Vingt-cinq passèrent rapidement, quand une nuit où j'assistais la garde, un individu suspect s'était approché de trop près du village pour que cela soit une coïncidence. Je me dirigeais vers lui avec la ferme intention de le tuer ou alors je devrais l'amener au village pour qu'on lui efface la mémoire. Je me rapprochais du suspect. Il me vit arriver. Ce qui s'afficha sur son visage me fit hésiter, car au lieu de trembler de peur ou d'être surpris, il affichait clairement un sourire. Cet homme était blessé, mais je reconnus malgré les années qui avaient passé le Lycan de mon enfance. Il était devenu plus vieux, alors que mon apparence avait à peine changé. Ayant réussi à l'identifier avant quiconque ne le remarque, j'essayais de le dissimiler dans mon village à l'insu de la garde. Avec le pouvoir de la Dryade, je fis pousser les branches avec beaucoup de soin pour ne pas que le loup tombe. Les branches me servirent de transport pour amener le lycan chez moi. Le village étant dans la forêt et ayant tant d'arbres en son sein qu'il ne m'était pas difficile de ne pas circuler librement. Je le pensai chez moi et lui appliquai tout le soin nécessaire. Il fallait que je le dissimule, alors je le mis dans le grenier.
Un jour passa sans répercussion. À la nuit tombée, nous fûmes attaqué de toutes parts. Bien que nous, les elfes, soyons puissants en magie, nos physiques ne suivent pas forcément. Les vampires avaient cet atout. La surprise de l'attaque et le nombre d'entre eux eut raison de beaucoup des miens. Les restes des personnes n'étaient pas des guerriers, mais des femmes ou des enfants nous fuîmes. Je n'avais pas oublié mon hôte. La contre-attaque eut lieu et nous eûmes raison des envahisseurs, mais à quel prix ? Des morts, dont mon père. Mon village regardait qui je portais et questionnai le Lycan. Les vampires l'avaient attaqué et il avait décidé de trouver refuge dans mon village en se souvenant de l'aide que je lui avais apporté jadis. Les vampires avaient dû briser le sortilège en suivant la piste du sang. Comme ma mère autrefois, je fus banni de mon village, mais ils ne scellèrent pas mes pouvoirs. Peut-être leur faisais-je peur ? Je rendis mon collier. Je maîtrisais mon pouvoir, je n'en avais plus besoin. 

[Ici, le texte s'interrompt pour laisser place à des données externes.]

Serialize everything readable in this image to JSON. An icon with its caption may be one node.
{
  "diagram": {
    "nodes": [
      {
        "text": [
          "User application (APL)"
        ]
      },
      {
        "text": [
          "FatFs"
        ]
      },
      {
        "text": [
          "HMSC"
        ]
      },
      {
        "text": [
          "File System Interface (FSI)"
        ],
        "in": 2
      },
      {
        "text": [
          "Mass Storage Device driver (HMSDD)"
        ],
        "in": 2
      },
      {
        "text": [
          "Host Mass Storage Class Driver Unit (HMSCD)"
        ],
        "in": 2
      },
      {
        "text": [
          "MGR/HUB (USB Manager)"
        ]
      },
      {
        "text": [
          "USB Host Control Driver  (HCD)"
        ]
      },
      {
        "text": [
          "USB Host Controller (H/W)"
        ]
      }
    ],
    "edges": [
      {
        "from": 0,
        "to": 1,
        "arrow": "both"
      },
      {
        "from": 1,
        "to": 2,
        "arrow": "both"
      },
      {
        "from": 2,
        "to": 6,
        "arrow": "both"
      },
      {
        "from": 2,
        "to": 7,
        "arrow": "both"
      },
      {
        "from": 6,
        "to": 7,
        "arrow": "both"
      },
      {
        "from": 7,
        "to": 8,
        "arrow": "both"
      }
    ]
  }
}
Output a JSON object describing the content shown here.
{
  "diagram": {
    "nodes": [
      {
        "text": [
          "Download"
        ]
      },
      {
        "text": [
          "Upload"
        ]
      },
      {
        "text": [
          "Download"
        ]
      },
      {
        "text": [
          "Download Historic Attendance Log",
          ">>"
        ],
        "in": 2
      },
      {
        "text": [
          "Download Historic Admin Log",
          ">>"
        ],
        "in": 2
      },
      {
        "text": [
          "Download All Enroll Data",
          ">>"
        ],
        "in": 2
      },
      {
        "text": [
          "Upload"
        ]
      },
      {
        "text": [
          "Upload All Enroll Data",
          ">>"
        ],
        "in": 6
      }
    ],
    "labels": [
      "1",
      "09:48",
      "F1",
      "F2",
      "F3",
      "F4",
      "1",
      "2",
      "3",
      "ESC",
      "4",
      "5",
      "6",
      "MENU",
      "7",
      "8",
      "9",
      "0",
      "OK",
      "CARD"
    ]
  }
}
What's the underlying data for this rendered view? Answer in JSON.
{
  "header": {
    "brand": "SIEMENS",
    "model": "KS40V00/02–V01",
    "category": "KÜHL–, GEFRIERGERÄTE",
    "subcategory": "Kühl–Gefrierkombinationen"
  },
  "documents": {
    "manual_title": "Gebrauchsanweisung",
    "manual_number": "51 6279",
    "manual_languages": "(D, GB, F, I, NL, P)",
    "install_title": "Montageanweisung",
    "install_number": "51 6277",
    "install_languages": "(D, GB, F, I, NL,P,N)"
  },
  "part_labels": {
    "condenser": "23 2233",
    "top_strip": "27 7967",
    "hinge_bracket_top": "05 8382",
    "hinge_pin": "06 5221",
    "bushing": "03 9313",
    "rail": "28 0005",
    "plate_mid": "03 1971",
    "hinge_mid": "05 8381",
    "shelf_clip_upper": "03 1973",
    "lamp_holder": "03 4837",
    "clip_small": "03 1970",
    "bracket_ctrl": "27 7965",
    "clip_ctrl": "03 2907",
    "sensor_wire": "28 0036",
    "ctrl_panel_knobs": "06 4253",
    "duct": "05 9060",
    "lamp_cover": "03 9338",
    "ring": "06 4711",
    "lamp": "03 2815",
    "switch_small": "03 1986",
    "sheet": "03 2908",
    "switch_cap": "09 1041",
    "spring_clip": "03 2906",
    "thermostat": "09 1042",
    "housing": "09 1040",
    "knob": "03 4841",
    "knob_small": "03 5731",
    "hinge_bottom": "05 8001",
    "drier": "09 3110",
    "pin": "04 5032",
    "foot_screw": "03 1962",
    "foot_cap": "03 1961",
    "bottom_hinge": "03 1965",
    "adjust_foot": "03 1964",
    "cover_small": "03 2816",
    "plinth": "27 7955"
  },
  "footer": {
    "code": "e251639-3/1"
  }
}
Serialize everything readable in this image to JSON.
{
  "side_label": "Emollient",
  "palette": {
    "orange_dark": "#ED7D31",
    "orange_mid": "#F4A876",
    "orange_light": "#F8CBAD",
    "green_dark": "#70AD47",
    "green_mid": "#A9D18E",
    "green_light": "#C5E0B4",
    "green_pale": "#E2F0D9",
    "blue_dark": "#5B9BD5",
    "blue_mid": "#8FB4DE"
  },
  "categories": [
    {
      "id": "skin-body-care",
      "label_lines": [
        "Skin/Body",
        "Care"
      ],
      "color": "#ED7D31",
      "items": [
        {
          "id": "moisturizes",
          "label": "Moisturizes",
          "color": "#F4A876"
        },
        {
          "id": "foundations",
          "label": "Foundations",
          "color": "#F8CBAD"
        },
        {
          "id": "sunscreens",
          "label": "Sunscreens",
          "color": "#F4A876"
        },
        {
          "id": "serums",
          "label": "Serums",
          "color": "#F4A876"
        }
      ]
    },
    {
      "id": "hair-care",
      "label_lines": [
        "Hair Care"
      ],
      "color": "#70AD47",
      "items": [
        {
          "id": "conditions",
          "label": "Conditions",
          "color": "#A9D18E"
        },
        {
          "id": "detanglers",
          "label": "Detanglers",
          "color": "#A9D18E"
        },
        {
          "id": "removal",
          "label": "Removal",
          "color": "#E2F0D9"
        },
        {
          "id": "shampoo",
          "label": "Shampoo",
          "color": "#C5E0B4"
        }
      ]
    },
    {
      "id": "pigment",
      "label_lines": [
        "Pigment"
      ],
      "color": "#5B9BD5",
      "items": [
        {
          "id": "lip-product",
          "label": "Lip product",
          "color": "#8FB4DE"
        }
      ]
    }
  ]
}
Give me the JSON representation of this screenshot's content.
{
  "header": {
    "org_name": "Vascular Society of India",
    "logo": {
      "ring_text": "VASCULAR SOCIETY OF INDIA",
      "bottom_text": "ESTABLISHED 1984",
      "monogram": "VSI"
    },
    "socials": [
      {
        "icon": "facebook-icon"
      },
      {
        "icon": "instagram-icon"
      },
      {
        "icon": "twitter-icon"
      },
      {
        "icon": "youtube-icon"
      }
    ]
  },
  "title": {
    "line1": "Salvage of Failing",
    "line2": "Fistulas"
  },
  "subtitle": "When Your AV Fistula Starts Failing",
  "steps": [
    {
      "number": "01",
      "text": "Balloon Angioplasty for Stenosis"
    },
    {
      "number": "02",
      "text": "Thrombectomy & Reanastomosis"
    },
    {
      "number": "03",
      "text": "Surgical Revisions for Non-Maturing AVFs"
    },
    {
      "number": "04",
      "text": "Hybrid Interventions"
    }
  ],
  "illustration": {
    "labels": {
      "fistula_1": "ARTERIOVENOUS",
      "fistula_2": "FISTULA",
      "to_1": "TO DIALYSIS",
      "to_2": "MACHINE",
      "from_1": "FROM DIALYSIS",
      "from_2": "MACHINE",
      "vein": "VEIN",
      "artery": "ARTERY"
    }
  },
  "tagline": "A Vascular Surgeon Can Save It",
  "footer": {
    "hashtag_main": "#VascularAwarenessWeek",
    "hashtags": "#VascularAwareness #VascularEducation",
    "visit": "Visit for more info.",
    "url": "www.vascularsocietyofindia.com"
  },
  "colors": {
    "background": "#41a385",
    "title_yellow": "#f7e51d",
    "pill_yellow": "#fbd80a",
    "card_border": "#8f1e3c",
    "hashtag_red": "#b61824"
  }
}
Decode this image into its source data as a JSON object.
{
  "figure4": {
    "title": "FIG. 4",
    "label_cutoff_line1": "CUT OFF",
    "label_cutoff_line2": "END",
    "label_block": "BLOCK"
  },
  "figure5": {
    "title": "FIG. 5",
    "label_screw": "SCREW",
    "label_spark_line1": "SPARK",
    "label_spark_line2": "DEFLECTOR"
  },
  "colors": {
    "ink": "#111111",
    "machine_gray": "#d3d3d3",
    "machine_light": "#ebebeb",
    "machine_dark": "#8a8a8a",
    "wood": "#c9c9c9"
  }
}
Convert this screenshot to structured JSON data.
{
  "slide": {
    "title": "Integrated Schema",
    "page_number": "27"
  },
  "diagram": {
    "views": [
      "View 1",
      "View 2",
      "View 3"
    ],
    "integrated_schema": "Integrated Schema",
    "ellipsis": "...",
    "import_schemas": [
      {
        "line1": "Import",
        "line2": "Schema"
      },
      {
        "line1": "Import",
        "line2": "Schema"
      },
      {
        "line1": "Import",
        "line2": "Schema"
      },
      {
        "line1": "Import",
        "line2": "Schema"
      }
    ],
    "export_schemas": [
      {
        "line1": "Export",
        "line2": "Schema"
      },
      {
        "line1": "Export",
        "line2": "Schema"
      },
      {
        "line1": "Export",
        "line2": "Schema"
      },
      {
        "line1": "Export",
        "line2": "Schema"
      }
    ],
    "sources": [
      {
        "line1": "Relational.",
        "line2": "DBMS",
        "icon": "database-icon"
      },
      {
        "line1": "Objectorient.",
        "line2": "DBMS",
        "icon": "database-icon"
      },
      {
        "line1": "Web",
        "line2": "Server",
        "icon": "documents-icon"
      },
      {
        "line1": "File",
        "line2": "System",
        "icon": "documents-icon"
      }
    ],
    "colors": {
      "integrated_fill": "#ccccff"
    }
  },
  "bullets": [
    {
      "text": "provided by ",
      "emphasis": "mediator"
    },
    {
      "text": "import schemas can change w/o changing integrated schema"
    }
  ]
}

Je devais venger mon père. Les survivants en fuite des assaillants, je devais les exterminer. Pendant dix ans, je menais ma croisade. Mes cheveux perdirent peu à peu leur couleur brune pour virer petit à petit vers le blanc immonde des drows. Pendant ces dix années, je tuais des vampires, des lycans. Les vampires parce qu'ils sont les responsables physiques de la destruction de mon village et de mes anciens camarades. Les lycans parce qu'ils sont les véritables responsables de cette tuerie.
Aux alentours d'un village que j'avais pris par surprise. Ce n'était pas vraiment des combats que je faisais, plus des assassinats. Je rencontrais une étrange personne. Un vieil homme humain avec une couronne de laurier sur sa tête, une tunique blanche. Il ne me vit pas, mais recommanda de m'asseoir afin de me reposer. De poser mes soucis auprès de lui, la nature autour de lui allait prendre le fardeau qui devait peser sur mes épaules. Bien que je trouvais ces paroles étranges, je ne pus trouver que la vérité en ces mots. Ainsi, je décidais de l'écouter un instant. Cet instant passa en minute. Puis en heures. Puis en jours. Puis en années. Finalement le vieil passa quarante années avec moi. Je l'écoutais me raconter la vie qu'il respectait. Les mêmes principes des elfes mêlés aux émotions humaines. Ce druide me guida, m'instruisit sur ce que je ne savais pas. À son contact, j'acquis un familier. Un louve blanche nommée Amaterasu. Mais pas uniquement un familier. J'avais acquis un pouvoir bien plus important, celui de donner des ordres aux animaux des alentours. J'avais essayé de pousser plus loin mon pouvoir et j'avais même réussi à convoquer un ours par cercle d'invocation. Pendant ces quarante années passées avec ce vieillard, j'avais fait le bien. Mes cheveux avaient repris leur couleur d'origine. J'étais devenu quelqu'un de foncièrement bon. Hélas, trois hélas, j'avais dû assister à la mort du vieux druide. Je m'étais juré depuis ce jour de ne parler qu'en rimes. 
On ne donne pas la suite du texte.